日吉住民として、今回の舞台のある意味ショッキングなタイトルに、興味をそそられながらも、公演が迫った直前に取材をようやく敢行。「もっと早く取材されるかな、とみんなで話していました」と、作・演出の比企能博(ひきよしひろ)さんは少々はにかみながら語ります。

「まずは“ヒヨウラ”という言葉をご存知か、というところから入ると思うのですが」と比企さん。日吉の表を慶應、とすると、駅の反対側の商店街のある側を“日吉の裏”という意味合いで慶應義塾の学生が使う言葉で、「日吉の裏」という意味ですよね、と確認すると、「そういった意味で使われているんですが、今回は、そういった意味ではないんです。現実の“日吉”という街の裏に存在する、ファンタジックな世界を“ヒヨウラ”と舞台設定して描いてみました」と、早速、そのコンセプトを切り出します。

「ヒヨウラ」トレーナーで取材に応じてくれた作・演出の比企能博(ひきよしひろ)さん。TOHO学生映画祭2013上映作品「あるタヒ」や、伊賀の國忍者映画祭2014上映作品「ロマン ス・フォア・ピティボーイ」他、数多くの映像・映画・演劇作品の脚本を手掛ける

「ヒヨウラ」トレーナーで取材に応じてくれた作・演出の比企能博(ひきよしひろ)さん。TOHO学生映画祭2013上映作品「あるタヒ」や、伊賀の國忍者映画祭2014上映作品「ロマン ス・フォア・ピティボーイ」他、数多くの映像・映画・演劇作品の脚本を手掛ける

現在、東京都港区から慶應義塾大学理工学部(矢上キャンパス)に通う比企さんは、「慶應普通部時代から通算すると、もう日吉には10年も通っています」と、今回の作品にも通じる「日吉」通学の歴史を振り返ります。

「部活動は中学、高校とバスケット部だったのですが、慶應義塾高校時代の最後に撮影した映像作品が、飛騨高山映像祭ユースアワー2012審査員特別賞を受賞したこともあり、映像を撮ることの楽しさを知りました」と、映像を撮るきっかけ、そして「映像を撮りたいから」創像工房の門を叩いたといいます。

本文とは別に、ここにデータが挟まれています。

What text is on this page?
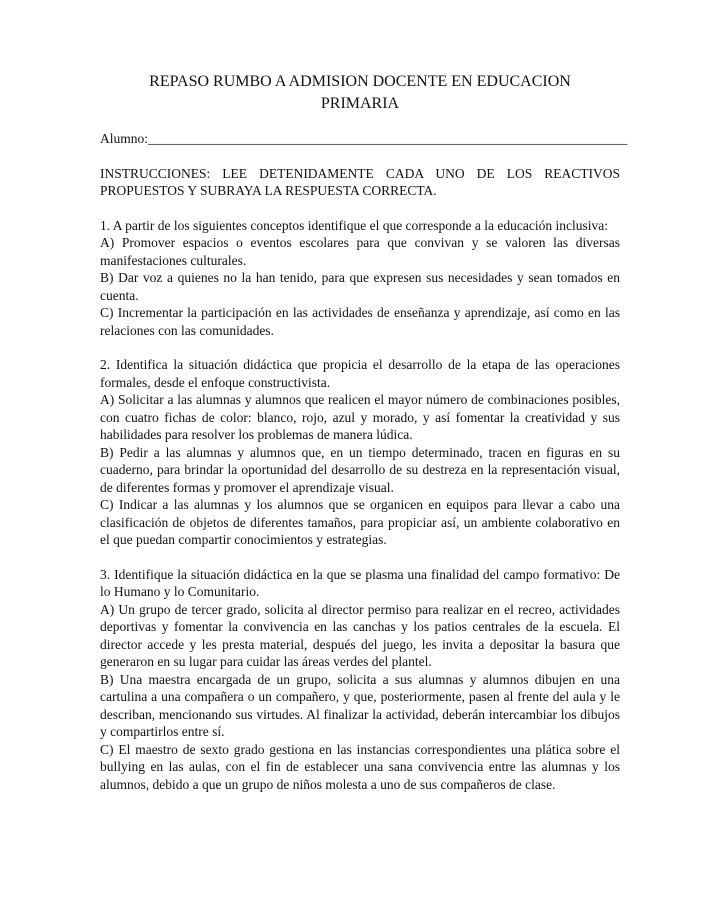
REPASO RUMBO A ADMISION DOCENTE EN EDUCACION PRIMARIA

Alumno:_______________________________________________________________________

INSTRUCCIONES: LEE DETENIDAMENTE CADA UNO DE LOS REACTIVOS PROPUESTOS Y SUBRAYA LA RESPUESTA CORRECTA.

1. A partir de los siguientes conceptos identifique el que corresponde a la educación inclusiva:

A) Promover espacios o eventos escolares para que convivan y se valoren las diversas manifestaciones culturales.

B) Dar voz a quienes no la han tenido, para que expresen sus necesidades y sean tomados en cuenta.

C) Incrementar la participación en las actividades de enseñanza y aprendizaje, así como en las relaciones con las comunidades.

2. Identifica la situación didáctica que propicia el desarrollo de la etapa de las operaciones formales, desde el enfoque constructivista.

A) Solicitar a las alumnas y alumnos que realicen el mayor número de combinaciones posibles, con cuatro fichas de color: blanco, rojo, azul y morado, y así fomentar la creatividad y sus habilidades para resolver los problemas de manera lúdica.

B) Pedir a las alumnas y alumnos que, en un tiempo determinado, tracen en figuras en su cuaderno, para brindar la oportunidad del desarrollo de su destreza en la representación visual, de diferentes formas y promover el aprendizaje visual.

C) Indicar a las alumnas y los alumnos que se organicen en equipos para llevar a cabo una clasificación de objetos de diferentes tamaños, para propiciar así, un ambiente colaborativo en el que puedan compartir conocimientos y estrategias.

3. Identifique la situación didáctica en la que se plasma una finalidad del campo formativo: De lo Humano y lo Comunitario.

A) Un grupo de tercer grado, solicita al director permiso para realizar en el recreo, actividades deportivas y fomentar la convivencia en las canchas y los patios centrales de la escuela. El director accede y les presta material, después del juego, les invita a depositar la basura que generaron en su lugar para cuidar las áreas verdes del plantel.

B) Una maestra encargada de un grupo, solicita a sus alumnas y alumnos dibujen en una cartulina a una compañera o un compañero, y que, posteriormente, pasen al frente del aula y le describan, mencionando sus virtudes. Al finalizar la actividad, deberán intercambiar los dibujos y compartirlos entre sí.

C) El maestro de sexto grado gestiona en las instancias correspondientes una plática sobre el bullying en las aulas, con el fin de establecer una sana convivencia entre las alumnas y los alumnos, debido a que un grupo de niños molesta a uno de sus compañeros de clase.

「元々演劇よりも、映像から入ったので、映像の脚本・演出を手掛けることが多かったです。シナリオライター講座にも通い、脚本の勉強も行い、作品も書き続けてきました」と、脚本メインで活動してきた4年間を振り返ります。

案内チラシの表と裏を上下につなげると、ファンタジックな世界「ヒヨウラ」が現れる

案内チラシの表と裏を上下につなげると、ファンタジックな世界「ヒヨウラ」が現れる

創像工房での活動は、一昨年2014年3月の演劇公演「超戦隊チャレンジャー」の脚本・演出以来だという比企さん。「今回は、映像作品ではなく、この日吉の、塾生会館地下のスタジオでの、狭い空間、演劇でしか表現できない、やりたいことを発見できたので、演劇を行おうと思ったんです」と、今回の作品を作るきっかけを語ります。

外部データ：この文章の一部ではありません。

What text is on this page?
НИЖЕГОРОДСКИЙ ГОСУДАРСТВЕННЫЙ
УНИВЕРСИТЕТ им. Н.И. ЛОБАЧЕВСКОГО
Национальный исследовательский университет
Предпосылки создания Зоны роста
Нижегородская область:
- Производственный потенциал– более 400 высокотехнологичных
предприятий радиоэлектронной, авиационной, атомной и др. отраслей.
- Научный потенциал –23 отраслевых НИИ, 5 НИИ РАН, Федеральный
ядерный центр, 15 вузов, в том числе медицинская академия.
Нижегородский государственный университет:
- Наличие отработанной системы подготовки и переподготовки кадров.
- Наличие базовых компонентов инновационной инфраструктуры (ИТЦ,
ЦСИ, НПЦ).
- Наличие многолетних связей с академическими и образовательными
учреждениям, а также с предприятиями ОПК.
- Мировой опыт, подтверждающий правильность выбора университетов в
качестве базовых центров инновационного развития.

昨年2015年の夏のはじめからこの作品の企画を練ってきたという比企さん。今回の「ヒヨウラ」は、就職活動を終えた大学4年生の男性「藤四郎」が主人公で、謎の女性「ジゾウ」に、「ヒヨウラ」のファンタジーの世界に連れてゆかれる、という設定で、ファンタジックにその世界を描いているといいます。

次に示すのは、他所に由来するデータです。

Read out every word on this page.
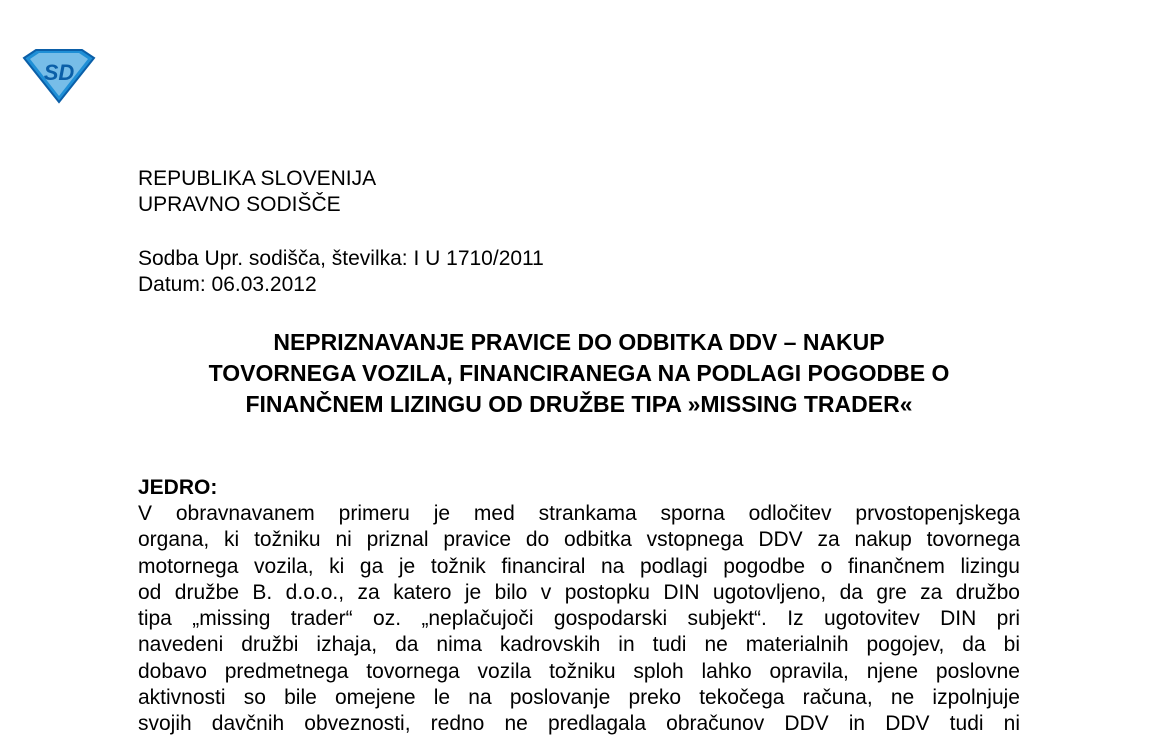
SD
REPUBLIKA SLOVENIJA
UPRAVNO SODIŠČE
Sodba Upr. sodišča, številka: I U 1710/2011
Datum: 06.03.2012
NEPRIZNAVANJE PRAVICE DO ODBITKA DDV – NAKUP
TOVORNEGA VOZILA, FINANCIRANEGA NA PODLAGI POGODBE O
FINANČNEM LIZINGU OD DRUŽBE TIPA »MISSING TRADER«
JEDRO:
V obravnavanem primeru je med strankama sporna odločitev prvostopenjskega
organa, ki tožniku ni priznal pravice do odbitka vstopnega DDV za nakup tovornega
motornega vozila, ki ga je tožnik financiral na podlagi pogodbe o finančnem lizingu
od družbe B. d.o.o., za katero je bilo v postopku DIN ugotovljeno, da gre za družbo
tipa „missing trader“ oz. „neplačujoči gospodarski subjekt“. Iz ugotovitev DIN pri
navedeni družbi izhaja, da nima kadrovskih in tudi ne materialnih pogojev, da bi
dobavo predmetnega tovornega vozila tožniku sploh lahko opravila, njene poslovne
aktivnosti so bile omejene le na poslovanje preko tekočega računa, ne izpolnjuje
svojih davčnih obveznosti, redno ne predlagala obračunov DDV in DDV tudi ni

ジブリ作品など、アニメも大好きだという比企さんは、アニメの舞台に取り上げられるロケ地めぐりも重要な作品づくりの参考にしているとのこと。

「今回の“ヒヨウラ”も、“街ありき”での舞台設定です。日吉を知らない方が、この舞台を見てから、実際に日吉の商店街を歩いたら、“あれ、みたことがある景色だな、舞台にあった景色だな”と、感じていただけるような作品に仕上げています」と、日吉をロケ地として捉えた企画の経緯、背景や、その楽しみ方も披露。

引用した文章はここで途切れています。